ISLAMABAD: Devastating floods in Pakistan have killed at least 528 children and impacted about 16 million others, the United Nations International Children’s Emergency Fund (UNICEF) said on Friday.
Official data by Pakistan’s government shows children and women are becoming more vulnerable to floods, with tens of thousands of people suffering from infectious and water-borne diseases in Pakistan.
According to the National Disaster Management Authority (NDMA), flash floods caused by unusually heavy monsoon rains have killed 1,545 people across the South Asian country since mid-June and affected over 33 million.
“The catastrophic floods in Pakistan have now claimed the lives of at least 528 children, according to the latest Government figures. Each and every one of these deaths is a tragedy that could have been averted,” UNICEF Pakistan Representative Abdullah Fadil said in a statement.
Fadil warned that without a “massive increase in support”, many more children would lose their lives. The UNICEF official further said the situation for Pakistani families is beyond bleak and malnourished children are battling diarrhea and malaria, dengue fever, and many are suffering from painful skin conditions.
Fadil said a lot of Pakistani mothers in flood-hit areas are anaemic and malnourished themselves and have very low-weight babies.

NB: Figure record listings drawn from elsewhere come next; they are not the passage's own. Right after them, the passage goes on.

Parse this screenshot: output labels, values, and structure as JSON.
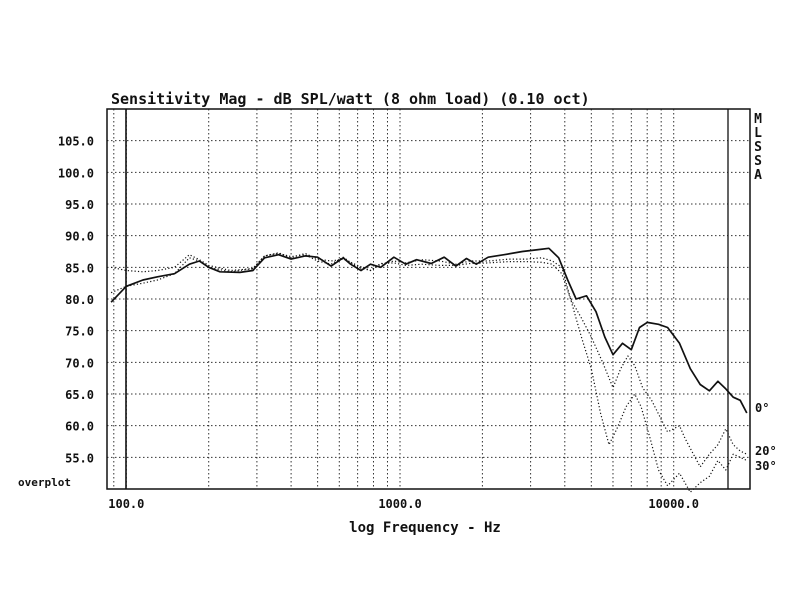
{
  "chart_data": {
    "type": "line",
    "title": "Sensitivity Mag - dB SPL/watt (8 ohm load) (0.10 oct)",
    "xlabel": "log Frequency - Hz",
    "ylabel": "",
    "x_scale": "log",
    "xlim": [
      85,
      19000
    ],
    "ylim": [
      50,
      110
    ],
    "y_ticks": [
      "105.0",
      "100.0",
      "95.0",
      "90.0",
      "85.0",
      "80.0",
      "75.0",
      "70.0",
      "65.0",
      "60.0",
      "55.0"
    ],
    "x_tick_labels": [
      {
        "value": 100,
        "label": "100.0"
      },
      {
        "value": 1000,
        "label": "1000.0"
      },
      {
        "value": 10000,
        "label": "10000.0"
      }
    ],
    "bottom_label": "overplot",
    "side_label_letters": [
      "M",
      "L",
      "S",
      "S",
      "A"
    ],
    "grid": true,
    "series": [
      {
        "name": "0°",
        "style": "solid",
        "points": [
          [
            88,
            79.5
          ],
          [
            100,
            82
          ],
          [
            115,
            83
          ],
          [
            130,
            83.5
          ],
          [
            150,
            84
          ],
          [
            170,
            85.5
          ],
          [
            185,
            86
          ],
          [
            200,
            85
          ],
          [
            220,
            84.3
          ],
          [
            260,
            84.2
          ],
          [
            290,
            84.5
          ],
          [
            320,
            86.5
          ],
          [
            360,
            87
          ],
          [
            400,
            86.3
          ],
          [
            450,
            86.8
          ],
          [
            500,
            86.6
          ],
          [
            560,
            85.2
          ],
          [
            620,
            86.5
          ],
          [
            660,
            85.5
          ],
          [
            720,
            84.5
          ],
          [
            780,
            85.5
          ],
          [
            850,
            85
          ],
          [
            950,
            86.6
          ],
          [
            1050,
            85.5
          ],
          [
            1150,
            86.2
          ],
          [
            1300,
            85.6
          ],
          [
            1450,
            86.6
          ],
          [
            1600,
            85.2
          ],
          [
            1750,
            86.4
          ],
          [
            1900,
            85.5
          ],
          [
            2100,
            86.6
          ],
          [
            2400,
            87
          ],
          [
            2800,
            87.5
          ],
          [
            3200,
            87.8
          ],
          [
            3500,
            88
          ],
          [
            3800,
            86.5
          ],
          [
            4100,
            83
          ],
          [
            4400,
            80
          ],
          [
            4800,
            80.5
          ],
          [
            5200,
            78
          ],
          [
            5600,
            74
          ],
          [
            6000,
            71.2
          ],
          [
            6500,
            73
          ],
          [
            7000,
            72
          ],
          [
            7500,
            75.5
          ],
          [
            8000,
            76.3
          ],
          [
            8800,
            76
          ],
          [
            9500,
            75.5
          ],
          [
            10500,
            73
          ],
          [
            11500,
            69
          ],
          [
            12500,
            66.5
          ],
          [
            13500,
            65.5
          ],
          [
            14500,
            67
          ],
          [
            15500,
            65.8
          ],
          [
            16500,
            64.5
          ],
          [
            17500,
            64
          ],
          [
            18500,
            62
          ]
        ]
      },
      {
        "name": "20°",
        "style": "dotted",
        "points": [
          [
            88,
            81
          ],
          [
            100,
            82
          ],
          [
            115,
            82.5
          ],
          [
            130,
            83
          ],
          [
            150,
            84
          ],
          [
            170,
            86.5
          ],
          [
            185,
            86
          ],
          [
            200,
            85
          ],
          [
            240,
            84.3
          ],
          [
            290,
            84.8
          ],
          [
            320,
            86.8
          ],
          [
            360,
            87.2
          ],
          [
            400,
            86.7
          ],
          [
            450,
            87
          ],
          [
            500,
            86
          ],
          [
            560,
            85.5
          ],
          [
            620,
            86.6
          ],
          [
            700,
            85
          ],
          [
            780,
            84.5
          ],
          [
            850,
            85.5
          ],
          [
            950,
            86
          ],
          [
            1050,
            85.7
          ],
          [
            1200,
            86.2
          ],
          [
            1400,
            86
          ],
          [
            1600,
            85.5
          ],
          [
            1800,
            86
          ],
          [
            2100,
            86
          ],
          [
            2500,
            86.3
          ],
          [
            2900,
            86.3
          ],
          [
            3300,
            86.5
          ],
          [
            3600,
            86
          ],
          [
            3900,
            85
          ],
          [
            4200,
            80
          ],
          [
            4600,
            77
          ],
          [
            5000,
            74
          ],
          [
            5500,
            70
          ],
          [
            6000,
            66
          ],
          [
            6400,
            69
          ],
          [
            6800,
            71
          ],
          [
            7200,
            69.5
          ],
          [
            7700,
            66
          ],
          [
            8300,
            64
          ],
          [
            9000,
            61
          ],
          [
            9500,
            59
          ],
          [
            10500,
            60
          ],
          [
            11000,
            58
          ],
          [
            11800,
            55.5
          ],
          [
            12500,
            53.5
          ],
          [
            13500,
            55.5
          ],
          [
            14500,
            57
          ],
          [
            15500,
            59.5
          ],
          [
            16500,
            57
          ],
          [
            17500,
            56
          ],
          [
            18500,
            55.5
          ]
        ]
      },
      {
        "name": "30°",
        "style": "dotted",
        "points": [
          [
            88,
            85
          ],
          [
            100,
            84.5
          ],
          [
            115,
            84.3
          ],
          [
            130,
            84.5
          ],
          [
            150,
            85
          ],
          [
            170,
            87
          ],
          [
            185,
            86.2
          ],
          [
            200,
            85.3
          ],
          [
            240,
            84.5
          ],
          [
            290,
            84.8
          ],
          [
            320,
            86.8
          ],
          [
            360,
            87.3
          ],
          [
            400,
            86.5
          ],
          [
            450,
            87.2
          ],
          [
            500,
            86.3
          ],
          [
            560,
            86
          ],
          [
            620,
            86.3
          ],
          [
            700,
            85.3
          ],
          [
            780,
            84.5
          ],
          [
            850,
            85.6
          ],
          [
            950,
            85.7
          ],
          [
            1050,
            85.3
          ],
          [
            1200,
            85.5
          ],
          [
            1400,
            85.3
          ],
          [
            1600,
            85.3
          ],
          [
            1800,
            85.6
          ],
          [
            2100,
            85.7
          ],
          [
            2500,
            85.9
          ],
          [
            2900,
            85.9
          ],
          [
            3300,
            85.8
          ],
          [
            3600,
            85.5
          ],
          [
            3900,
            84
          ],
          [
            4200,
            80
          ],
          [
            4600,
            74
          ],
          [
            5000,
            69
          ],
          [
            5400,
            62
          ],
          [
            5800,
            57
          ],
          [
            6200,
            59.5
          ],
          [
            6700,
            63
          ],
          [
            7200,
            65
          ],
          [
            7600,
            63
          ],
          [
            8200,
            58
          ],
          [
            8800,
            53
          ],
          [
            9500,
            50.5
          ],
          [
            10500,
            52.5
          ],
          [
            11500,
            49.5
          ],
          [
            12500,
            51
          ],
          [
            13500,
            52
          ],
          [
            14500,
            54.5
          ],
          [
            15500,
            53
          ],
          [
            16500,
            55.5
          ],
          [
            17500,
            55
          ],
          [
            18500,
            54.5
          ]
        ]
      }
    ]
  }
}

“An estimated 16 million children have been impacted by these ‘super floods’ and at least 3.4 million girls and boys remain in need of immediate, lifesaving support,” he said.
Fadil added that “young children are living out in the open with their families, with no drinking water, no food, and no livelihood, exposed to a wide range of new flood-related risks and hazards - including from damaged buildings, drowning in flood waters and snakes.”
He said vital infrastructure that children rely on, including thousands of schools, water systems and health facilities, has been destroyed and damaged.
Thousands of families have been displaced by the floods, with many children separated from their parents due to the deluge.
“Many children will have already experienced shock and distress from having lost their loved ones, their homes and their cherished possessions,” the UNICEF Pakistan representative said.
UN Secretary-General Antonio Guterres, who visited Pakistan’s flood-battered areas earlier this week, blamed the crisis on the effects of climate change.
Fadil said children are paying the price for a climate disaster that is not of their making. He urged the world to help Pakistan today but also to begin looking at the months ahead and the need to rebuild the lives of millions of vulnerable children.
Pakistan has estimated damages inflicted by the floods to be somewhere around $40 billion. At one point, a third of the country’s territory was said to be inundated, with the hard-hit province of Sindh suffering massive damages.